On the return walk, Vilis and I stored up images of tree trunks almost black against the vivid green rainforest understory, of a curious, dusky-grey New Zealand robin, and of tree fern crowns resembling brilliant emerald mandalas lighting the darkness in the depths of the dry ravine. These we took with us as inspiration against the expanses of dairy pasture and pine plantation.

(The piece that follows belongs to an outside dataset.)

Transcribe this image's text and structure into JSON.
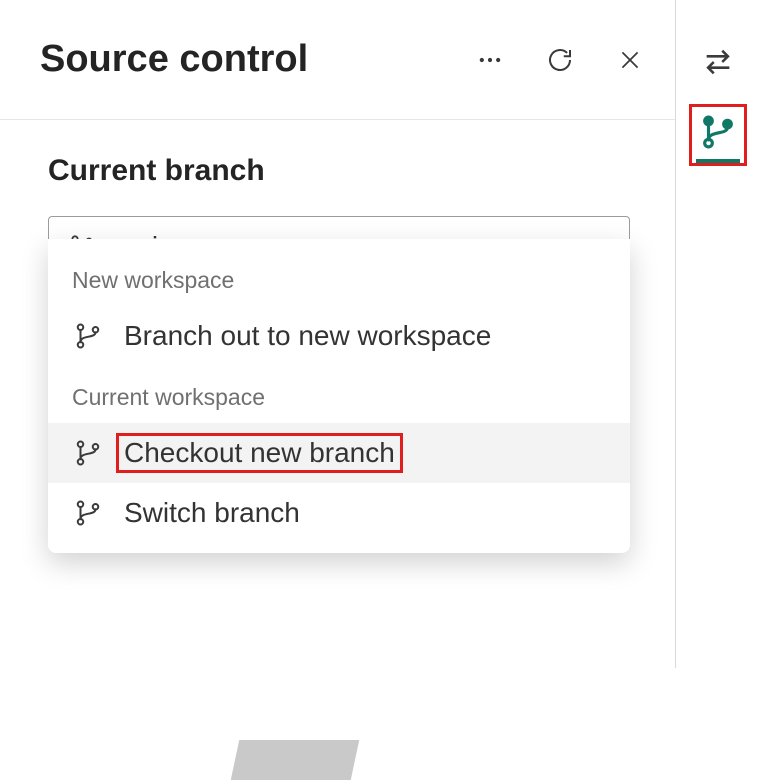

We drove out of Whirinaki Forest Park and north to Murupara on a twisting road, with drizzle speckling the windshield and cloud hanging on the hilltops, wrapping both indigenous and ‘exotic’ forests in mystery.
Heading north toward the geothermal hotspot of Rotorua, we paused in early afternoon to hike to the summit of Rainbow Mountain located near the junction of SH 5 and SH 38. Called Maungakakaramea or ‘Mountain of Coloured Earth’ by the Māori, the mountain is itself a site of geothermal activity. In spots on the steep track that ascended to the summit, the ground felt warm to the touch, and steam issued from pink gravel avalanched from rock faces streaked with brick red, peach, white, and pale green. White deposits of minerals surrounded a crater lake, and stunted vegetation – scrub dominated by the tea trees mānuka and kānuka and ground-hugging shrubs similar to Canadian crowberry – crept up the mountain slopes.
Given a temporary reprieve from rain, we hiked in brilliant light (occasionally even in sunshine), spotting a variety of birds in the low-growing vegetation. A shining cuckoo with iridescent green back and green-barred, white underparts sang its two-tone song. Fantails, a tomtit, and a grey warbler flitted about in the stunted shrubs. Tūī flew across the crater lake valley, their white feather poi dangling from their necks, and a long-tailed cuckoo called its harsh, tearing vocalizations while skulking out of sight in dense shrubbery.
Just as we reached the summit, cloud spilled down over the peak, stealing our view out over the geothermal landscape of the central North Island. After peering through airborne greyness for a few minutes, we hiked down the steep track we had ascended, with pink and white clay beneath our feet, and our eyes catching fleeting glimpses of faraway lush green pastures and dark plantations through the mist. On reaching the base of Maungakakaramea, we drove north to Rotorua through more P & P (pastures and plantations), catching whiffs of sulphurous gases, and set up camp in a holiday park on the shore of Blue Lake. An interval of sunshine allowed us to somewhat dry damp belongings and bedding, and then rain – our nemesis on this pre-Christmas holiday, but a blessing to North Island farmers – heralded an early night. As we settled into the ‘cozy’ confines of the ‘micro camper,’ I heard a morepork, the only native New Zealand owl (ruru to the Māori and southern boobook in Australia) call its distinctive ‘more-pork’ hoot. To me, it sounded like a repeated ‘goodnight.’
1. Andrew Crowe. Which Native Tree? 1992. Penguin Books, Auckland, p. 40.